I had a 36-year-old man from Eagle Pass come by my office on Tuesday. He had started walking several days earlier and a few rides — and blisters — later, he was in deep East Texas.

When we met, he was tired, hopeless (he had hoped to find some family here — it didn’t work out) homeless and hungry. We got him some food and a motel room for the night (plus a bottle of cream soda); it’s about all we could really do (it put us $68 over our benevolence budget).

He reminded me of Raymond Babbitt, Dustin Hoffman’s character from the movie Rain Man. I shared with Louis that the best thing for him was to go back the way he came, to go back home, that we had done all we could for him. Enjoy the bed, enjoy the shower and enjoy the food, but go back home.

The next day he showed up in my office again, wanting to know if we could give him a ride to a shelter in Marshall (about 30 miles). I reiterated we had done all we could for him, that we were busy, blah, blah, blah. Ten minutes later we were sharing a cream soda and loading up in the church van going to Marshall.
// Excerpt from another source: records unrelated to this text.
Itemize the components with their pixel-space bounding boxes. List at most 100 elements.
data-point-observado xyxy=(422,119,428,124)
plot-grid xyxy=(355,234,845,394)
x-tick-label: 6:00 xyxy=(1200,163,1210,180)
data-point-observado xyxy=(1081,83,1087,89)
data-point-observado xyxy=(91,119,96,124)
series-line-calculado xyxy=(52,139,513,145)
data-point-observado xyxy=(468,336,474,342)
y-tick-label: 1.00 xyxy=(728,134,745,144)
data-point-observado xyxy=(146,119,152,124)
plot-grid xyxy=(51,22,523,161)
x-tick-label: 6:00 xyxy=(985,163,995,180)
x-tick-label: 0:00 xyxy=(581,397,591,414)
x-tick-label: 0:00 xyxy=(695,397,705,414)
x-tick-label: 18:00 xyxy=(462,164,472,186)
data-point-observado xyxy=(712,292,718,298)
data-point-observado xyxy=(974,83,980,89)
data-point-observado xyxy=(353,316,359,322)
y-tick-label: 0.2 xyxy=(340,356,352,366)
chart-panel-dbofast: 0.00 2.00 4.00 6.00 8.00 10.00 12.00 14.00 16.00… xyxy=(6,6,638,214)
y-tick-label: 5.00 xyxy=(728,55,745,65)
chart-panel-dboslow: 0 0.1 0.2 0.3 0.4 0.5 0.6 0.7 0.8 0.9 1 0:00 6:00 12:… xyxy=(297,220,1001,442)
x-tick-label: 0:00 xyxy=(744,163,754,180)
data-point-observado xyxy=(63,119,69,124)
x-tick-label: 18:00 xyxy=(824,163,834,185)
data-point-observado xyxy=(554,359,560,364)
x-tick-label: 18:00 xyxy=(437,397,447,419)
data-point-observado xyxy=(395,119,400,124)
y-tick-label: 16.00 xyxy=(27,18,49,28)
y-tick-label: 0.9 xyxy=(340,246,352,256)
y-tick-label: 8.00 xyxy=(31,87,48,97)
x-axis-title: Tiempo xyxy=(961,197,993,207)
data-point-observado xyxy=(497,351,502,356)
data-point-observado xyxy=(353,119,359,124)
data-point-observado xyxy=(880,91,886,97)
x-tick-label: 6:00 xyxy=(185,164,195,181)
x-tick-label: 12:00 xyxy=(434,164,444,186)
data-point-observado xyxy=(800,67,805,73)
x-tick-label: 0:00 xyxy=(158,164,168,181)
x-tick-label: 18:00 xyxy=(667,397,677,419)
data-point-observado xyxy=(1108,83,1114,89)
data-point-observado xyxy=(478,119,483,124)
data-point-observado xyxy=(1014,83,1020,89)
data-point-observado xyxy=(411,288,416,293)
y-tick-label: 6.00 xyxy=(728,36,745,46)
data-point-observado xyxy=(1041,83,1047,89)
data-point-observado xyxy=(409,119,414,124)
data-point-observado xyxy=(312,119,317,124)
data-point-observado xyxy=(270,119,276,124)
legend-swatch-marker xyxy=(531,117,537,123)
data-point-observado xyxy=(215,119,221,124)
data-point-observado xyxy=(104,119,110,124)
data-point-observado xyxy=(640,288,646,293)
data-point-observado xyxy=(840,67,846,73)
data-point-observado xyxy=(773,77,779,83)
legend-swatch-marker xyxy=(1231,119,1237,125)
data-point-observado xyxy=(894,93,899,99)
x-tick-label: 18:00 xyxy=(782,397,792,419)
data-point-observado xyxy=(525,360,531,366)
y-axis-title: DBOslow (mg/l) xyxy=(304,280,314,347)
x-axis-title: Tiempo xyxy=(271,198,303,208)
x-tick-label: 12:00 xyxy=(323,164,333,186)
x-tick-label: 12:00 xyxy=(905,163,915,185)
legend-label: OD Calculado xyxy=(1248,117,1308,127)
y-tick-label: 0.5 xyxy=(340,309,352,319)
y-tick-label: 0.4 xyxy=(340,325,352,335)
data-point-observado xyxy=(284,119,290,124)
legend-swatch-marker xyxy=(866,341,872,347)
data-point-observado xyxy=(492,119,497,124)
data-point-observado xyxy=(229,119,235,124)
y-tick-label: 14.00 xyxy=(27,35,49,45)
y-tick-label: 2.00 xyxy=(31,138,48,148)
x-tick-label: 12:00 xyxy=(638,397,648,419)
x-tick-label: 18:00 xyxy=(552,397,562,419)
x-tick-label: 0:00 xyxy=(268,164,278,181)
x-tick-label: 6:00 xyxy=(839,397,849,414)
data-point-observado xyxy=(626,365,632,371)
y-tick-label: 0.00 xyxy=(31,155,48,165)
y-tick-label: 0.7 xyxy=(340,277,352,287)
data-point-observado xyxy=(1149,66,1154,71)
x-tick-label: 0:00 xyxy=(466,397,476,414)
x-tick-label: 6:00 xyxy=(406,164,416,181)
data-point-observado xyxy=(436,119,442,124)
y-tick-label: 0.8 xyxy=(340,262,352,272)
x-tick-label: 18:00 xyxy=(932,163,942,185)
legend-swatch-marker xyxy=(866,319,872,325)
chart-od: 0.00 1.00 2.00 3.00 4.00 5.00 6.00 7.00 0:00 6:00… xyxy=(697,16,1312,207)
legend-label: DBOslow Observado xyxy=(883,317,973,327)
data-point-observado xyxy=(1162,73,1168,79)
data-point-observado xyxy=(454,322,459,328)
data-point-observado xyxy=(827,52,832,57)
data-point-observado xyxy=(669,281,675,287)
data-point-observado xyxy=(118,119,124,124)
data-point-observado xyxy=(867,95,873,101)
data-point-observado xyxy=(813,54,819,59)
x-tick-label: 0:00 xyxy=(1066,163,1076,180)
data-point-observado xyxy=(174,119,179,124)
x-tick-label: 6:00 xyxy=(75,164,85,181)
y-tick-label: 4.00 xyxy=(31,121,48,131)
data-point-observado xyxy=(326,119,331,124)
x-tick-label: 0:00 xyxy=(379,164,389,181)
When we pulled up in front of the shelter, Louis said he couldn’t stay there — could we take him to downtown? I again shared what I thought was best: to stay in the shelter and tap into the resources they could offer and to allow them to eventually help him get back home. This man was either hard of hearing or strong-willed. It turns out he was simply scared.

Louis said, “Pastor Ken, it’s hard.”

He had this habit of making a statement like, “It’s hard.” Then he would follow that up with a question, “It’s hard, isn’t it, Pastor Ken?” I would reply, “Yes, Louis, it’s very hard.”

Then he would say, “People are mean. People are mean, aren’t they, Pastor Ken?” No doubt people are mean.

“People don’t care, do they. People don’t care, do they, Pastor Ken?” Needless to say Louis had won my heart.

We went downtown, and I offered to get him a cup of coffee at the Joe Pine Coffee Shop and to kind of get him set up for the afternoon, but he said he was hungry. Did the coffee shop serve sandwiches? The answer is no, they serve coffee. In my mind, I was telling myself again, we had gone the extra mile and done all we could for this man, but as we passed a place on the way to Joe Pine, Louis said, “Isn’t that a sandwich shop?” Yes, yes it is; let’s go inside.

$16 later, we left this defeated man in a strange city. We prayed before we left, and the last thing this sweet man said to me was, “Am I going to be alright?” I don't know, that's something I ask myself and the Lord almost daily.  

I learned a lot through this guy. President Eisenhower told us to pick important over urgent, but sometimes what is important looks urgent. I’m glad I chose to spend time with urgent. What was important that day was preparing for a Bible Study, answering an email inbox that was full, tackle a “to do" list that was piled high, returning phone calls and keeping my social media updated. I also learned that 'no' doesn’t always mean no, sometimes God turns our “No” into His “Yes,” and as we submit to God’s will He blesses our socks off. He told to tell you that.